Both prosperity and security are valuable, then, not only in their own right but also because they make possible the attainment of other values.
Throughout this book, I probe the political foundations of development.
Method and Substance
Most who study development proceed cross-sectionally; that is, they compare poor nations to rich ones and note how differences in, say, education, gender equality, investment, or corruption relate to differences in standards of living. But development is a dynamic phenomenon and involves change over time. It is best studied, then, by seeing how nations evolve. Not only that: only a handful of nations in todays developing world have achieved a standard of living comparable to that of nations in the developed world; and in many, life and property remain imperiled. The number of successes is small; and because most of these reside in the Pacific Rim, so too is the amount of variation in the sample they provide. Todays world thus provides us little information. The implications are profound: todays world supplies little insight into how nations develop.

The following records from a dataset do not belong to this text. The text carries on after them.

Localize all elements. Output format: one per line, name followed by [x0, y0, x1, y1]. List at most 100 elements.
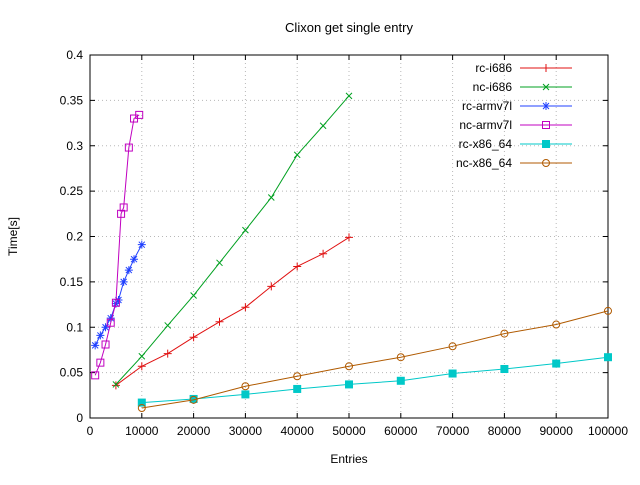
series-marker-rc-armv7l: [119, 277, 128, 286]
series-marker-nc-armv7l: [91, 371, 100, 380]
series-marker-nc-armv7l: [119, 203, 128, 212]
series-marker-rc-armv7l: [124, 266, 133, 275]
y-tick-label: 0.15: [60, 275, 84, 289]
series-marker-rc-x86_64: [345, 380, 353, 389]
legend-label-rc-i686: rc-i686: [475, 61, 512, 75]
series-marker-nc-armv7l: [101, 340, 110, 349]
series-marker-nc-x86_64: [241, 382, 250, 391]
series-line-rc-x86_64: [141, 356, 609, 404]
y-tick-label: 0.4: [66, 48, 83, 62]
series-marker-nc-armv7l: [135, 110, 144, 119]
series-marker-rc-i686: [215, 317, 224, 326]
series-marker-nc-i686: [190, 292, 197, 299]
series-marker-rc-i686: [241, 303, 250, 312]
series-marker-rc-armv7l: [101, 323, 110, 332]
x-tick-label: 10000: [125, 424, 159, 438]
legend-label-nc-x86_64: nc-x86_64: [456, 156, 512, 170]
series-marker-rc-x86_64: [396, 376, 405, 385]
series-line-nc-i686: [115, 95, 350, 385]
series-marker-rc-i686: [111, 381, 120, 390]
x-tick-label: 90000: [540, 424, 574, 438]
legend-marker-rc-i686: [542, 64, 550, 72]
series-marker-nc-x86_64: [189, 395, 198, 404]
x-tick-label: 30000: [229, 424, 263, 438]
series-marker-rc-i686: [345, 233, 353, 242]
chart-title: Clixon get single entry: [285, 20, 413, 35]
x-tick-label: 80000: [488, 424, 522, 438]
legend-marker-nc-i686: [542, 83, 550, 91]
series-line-rc-i686: [115, 236, 350, 386]
y-axis-label: Time[s]: [6, 217, 20, 256]
series-marker-nc-x86_64: [345, 362, 353, 371]
series-marker-nc-x86_64: [137, 404, 146, 413]
series-marker-rc-i686: [267, 282, 276, 291]
x-tick-label: 60000: [384, 424, 418, 438]
y-tick-label: 0.3: [66, 139, 83, 153]
series-line-nc-armv7l: [94, 114, 140, 376]
series-marker-rc-armv7l: [96, 331, 105, 340]
x-tick-label: 70000: [436, 424, 470, 438]
series-line-nc-x86_64: [141, 310, 609, 409]
series-marker-rc-i686: [319, 249, 328, 258]
series-marker-rc-i686: [189, 333, 198, 342]
x-tick-label: 50000: [332, 424, 366, 438]
x-tick-label: 0: [87, 424, 94, 438]
series-marker-nc-armv7l: [124, 143, 133, 152]
series-marker-rc-armv7l: [137, 240, 146, 249]
series-marker-nc-x86_64: [500, 329, 509, 338]
legend-marker-nc-armv7l: [542, 121, 550, 129]
legend-label-nc-i686: nc-i686: [473, 80, 513, 94]
legend-marker-nc-x86_64: [542, 159, 550, 167]
series-marker-nc-i686: [242, 226, 249, 234]
series-marker-nc-i686: [293, 151, 301, 159]
series-marker-rc-x86_64: [293, 384, 302, 393]
series-marker-rc-armv7l: [130, 255, 139, 264]
series-marker-nc-i686: [345, 92, 353, 100]
series-marker-nc-x86_64: [293, 372, 302, 381]
series-marker-nc-i686: [267, 194, 275, 201]
legend-label-nc-armv7l: nc-armv7l: [459, 118, 512, 132]
series-marker-rc-armv7l: [91, 341, 100, 350]
legend-marker-rc-armv7l: [542, 102, 550, 110]
series-marker-rc-i686: [163, 349, 172, 358]
series-marker-nc-x86_64: [396, 353, 405, 362]
y-tick-label: 0.25: [60, 184, 84, 198]
series-marker-nc-i686: [216, 259, 223, 267]
y-tick-label: 0.35: [60, 93, 84, 107]
y-tick-label: 0: [76, 411, 83, 425]
series-marker-nc-i686: [138, 352, 146, 360]
y-tick-label: 0.2: [66, 230, 83, 244]
series-marker-nc-i686: [112, 381, 120, 388]
legend-label-rc-armv7l: rc-armv7l: [462, 99, 512, 113]
series-marker-nc-armv7l: [106, 318, 115, 327]
series-marker-nc-i686: [319, 122, 327, 130]
x-tick-label: 20000: [177, 424, 211, 438]
series-marker-rc-x86_64: [552, 359, 561, 368]
series-marker-nc-i686: [164, 322, 172, 329]
series-marker-rc-armv7l: [106, 314, 115, 323]
series-marker-nc-armv7l: [96, 358, 105, 367]
series-marker-rc-x86_64: [241, 390, 250, 399]
series-marker-rc-x86_64: [448, 369, 457, 378]
series-marker-nc-x86_64: [448, 342, 457, 351]
legend-label-rc-x86_64: rc-x86_64: [459, 137, 513, 151]
series-marker-nc-armv7l: [111, 298, 120, 307]
series-marker-rc-x86_64: [604, 353, 612, 362]
series-marker-rc-x86_64: [500, 364, 509, 373]
series-marker-rc-i686: [137, 362, 146, 371]
y-tick-label: 0.05: [60, 366, 84, 380]
legend-marker-rc-x86_64: [542, 140, 550, 148]
x-tick-label: 40000: [281, 424, 315, 438]
x-axis-label: Entries: [330, 452, 367, 466]
series-marker-nc-armv7l: [117, 209, 126, 218]
series-marker-rc-x86_64: [137, 398, 146, 407]
series-marker-nc-x86_64: [552, 320, 561, 329]
series-marker-rc-armv7l: [114, 296, 123, 305]
series-marker-rc-i686: [293, 262, 302, 271]
y-tick-label: 0.1: [66, 320, 83, 334]
x-tick-label: 100000: [588, 424, 628, 438]
series-marker-nc-x86_64: [604, 306, 612, 315]
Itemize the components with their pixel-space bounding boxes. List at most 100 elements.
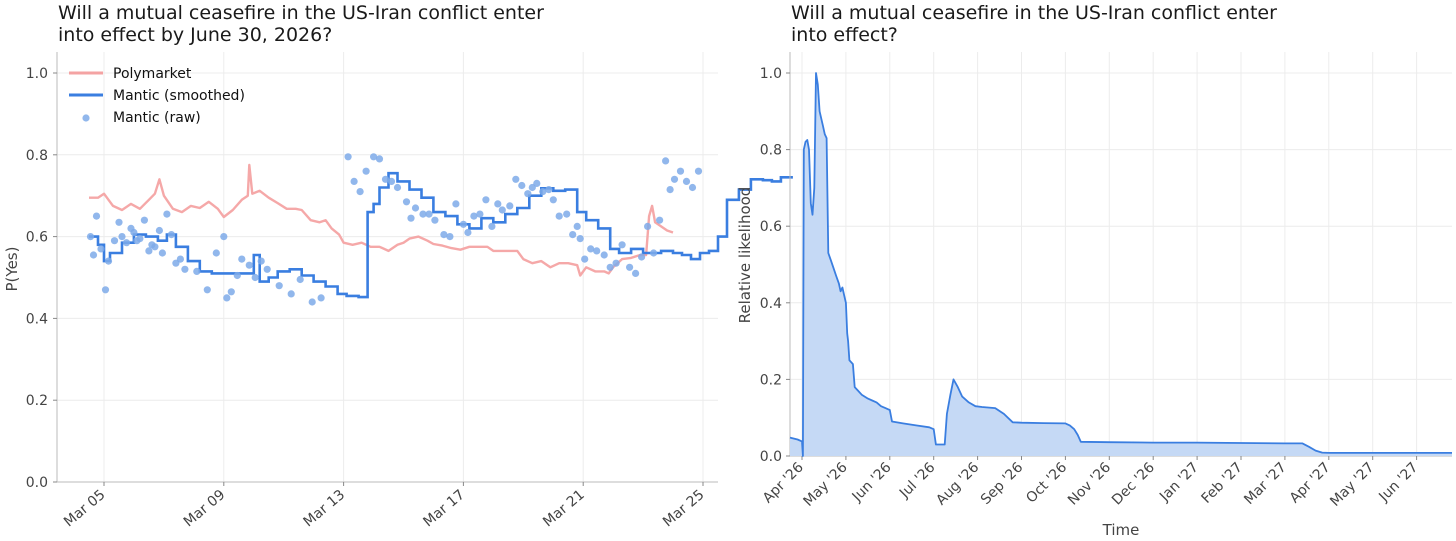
mantic-raw-point [387,177,396,185]
mantic-raw-point [573,222,581,230]
mantic-raw-point [464,228,472,237]
mantic-raw-point [402,198,411,206]
mantic-raw-point [581,255,589,263]
mantic-raw-point [344,153,352,161]
mantic-raw-point [308,298,316,306]
mantic-raw-point [158,249,166,257]
mantic-raw-point [145,247,153,255]
mantic-raw-point [223,294,231,302]
mantic-raw-point [459,220,467,228]
mantic-raw-point [563,210,571,218]
mantic-raw-point [370,153,378,161]
mantic-raw-point [227,288,235,296]
mantic-raw-point [662,157,670,165]
mantic-raw-point [163,210,171,218]
left-x-tick-label: Mar 17 [420,487,468,531]
mantic-raw-point [476,210,484,218]
mantic-raw-point [220,233,228,241]
mantic-smoothed-line [89,171,793,299]
right-x-tick-label: Sep '26 [978,459,1027,508]
left-x-tick-label: Mar 21 [540,487,588,531]
legend-mantic-smoothed-label: Mantic (smoothed) [113,88,245,104]
mantic-raw-point [656,216,664,224]
mantic-raw-point [533,179,541,187]
mantic-raw-point [606,263,614,271]
mantic-raw-point [317,294,325,302]
mantic-raw-point [393,183,402,192]
mantic-raw-point [638,253,646,261]
right-x-axis-label: Time [1102,521,1140,539]
right-x-tick-label: Apr '26 [760,459,807,506]
mantic-raw-point [482,196,490,204]
mantic-raw-point [452,200,460,208]
right-x-tick-label: Feb '27 [1199,460,1246,507]
mantic-raw-point [193,267,201,275]
mantic-raw-point [110,237,119,245]
mantic-raw-point [593,247,601,255]
mantic-raw-point [498,206,506,214]
mantic-raw-point [425,210,433,218]
right-x-tick-label: Oct '26 [1023,459,1070,506]
left-x-tick-label: Mar 05 [61,487,109,531]
left-y-tick-label: 0.2 [26,393,48,409]
left-chart: 0.0 0.2 0.4 0.6 0.8 1.0 Mar 05 Mar 09 Mar 13 Mar … [3,52,793,530]
mantic-raw-point [518,181,526,190]
right-x-tick-label: Aug '26 [933,459,982,508]
left-x-tick-label: Mar 25 [660,487,708,531]
right-x-tick-label: Dec '26 [1109,459,1158,508]
mantic-raw-point [612,259,620,267]
mantic-raw-point [419,210,427,218]
chart-title-left: Will a mutual ceasefire in the US-Iran c… [58,2,544,46]
left-y-tick-label: 1.0 [26,66,48,82]
mantic-raw-point [549,196,557,204]
mantic-raw-point [545,186,553,194]
mantic-raw-point [118,233,126,241]
right-y-tick-label: 1.0 [760,66,782,82]
mantic-raw-point [203,286,211,294]
mantic-raw-point [682,177,691,185]
mantic-raw-point [287,290,295,298]
right-y-tick-label: 0.8 [760,143,782,159]
mantic-raw-point [506,202,514,210]
right-x-tick-label: Mar '27 [1241,460,1289,508]
chart-title-right: Will a mutual ceasefire in the US-Iran c… [791,2,1277,46]
mantic-raw-point [92,212,101,220]
mantic-raw-point [650,249,658,257]
left-y-tick-label: 0.8 [26,148,48,164]
right-x-tick-label: Jun '26 [849,459,895,505]
left-y-axis-label: P(Yes) [3,247,21,292]
mantic-raw-point [130,228,138,237]
left-y-tick-label: 0.0 [26,475,48,491]
right-x-tick-label: Jan '27 [1156,460,1202,506]
mantic-raw-point [375,155,384,163]
mantic-raw-point [212,249,220,257]
mantic-raw-point [539,188,547,196]
mantic-raw-point [115,218,123,226]
right-y-tick-label: 0.6 [760,219,782,235]
mantic-raw-point [431,216,439,224]
mantic-raw-point [411,204,420,212]
mantic-raw-point [89,251,98,259]
legend-mantic-raw-marker [82,114,90,122]
mantic-raw-point [587,245,595,253]
mantic-raw-point [446,233,454,241]
mantic-raw-point [381,175,390,183]
mantic-raw-point [488,222,496,230]
mantic-raw-point [275,282,283,290]
mantic-raw-point [356,188,364,196]
mantic-raw-point [470,212,478,220]
mantic-raw-point [122,239,131,247]
mantic-raw-point [136,235,144,243]
mantic-raw-point [666,186,674,194]
mantic-raw-point [626,263,634,271]
mantic-raw-point [524,190,532,198]
left-legend: Polymarket Mantic (smoothed) Mantic (raw) [69,66,245,126]
right-x-tick-label: Apr '27 [1287,460,1334,507]
right-x-tick-label: Jun '27 [1375,460,1421,506]
mantic-raw-point [670,175,679,183]
likelihood-area [790,73,1452,456]
mantic-raw-point [362,167,370,175]
mantic-raw-point [104,257,113,265]
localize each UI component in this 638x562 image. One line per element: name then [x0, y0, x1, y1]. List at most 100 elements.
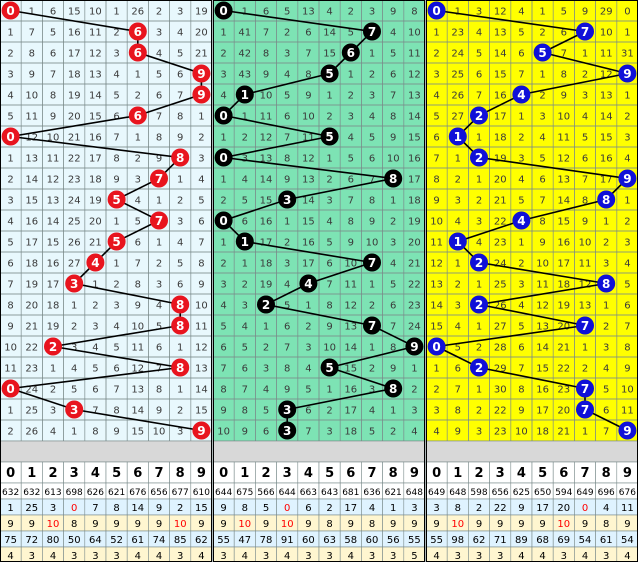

In response to this difficulty, I turn to history. Rather than proceeding cross-sectionally, and comparing poor countries with rich in the contemporary world, I proceed longitudinally and explore, for a given set of countries, how they changed over time. For reasons that I will soon discuss, I focus on England and France in the medieval and early modern periods. At the end of the latter, England stood poised to undergo the great transformation whereas France stood on the verge of political collapse. Attempts to isolate the factors that rendered the one more successful than the other can therefore offer insight into the factors that promote or impede the attainment of prosperity and security.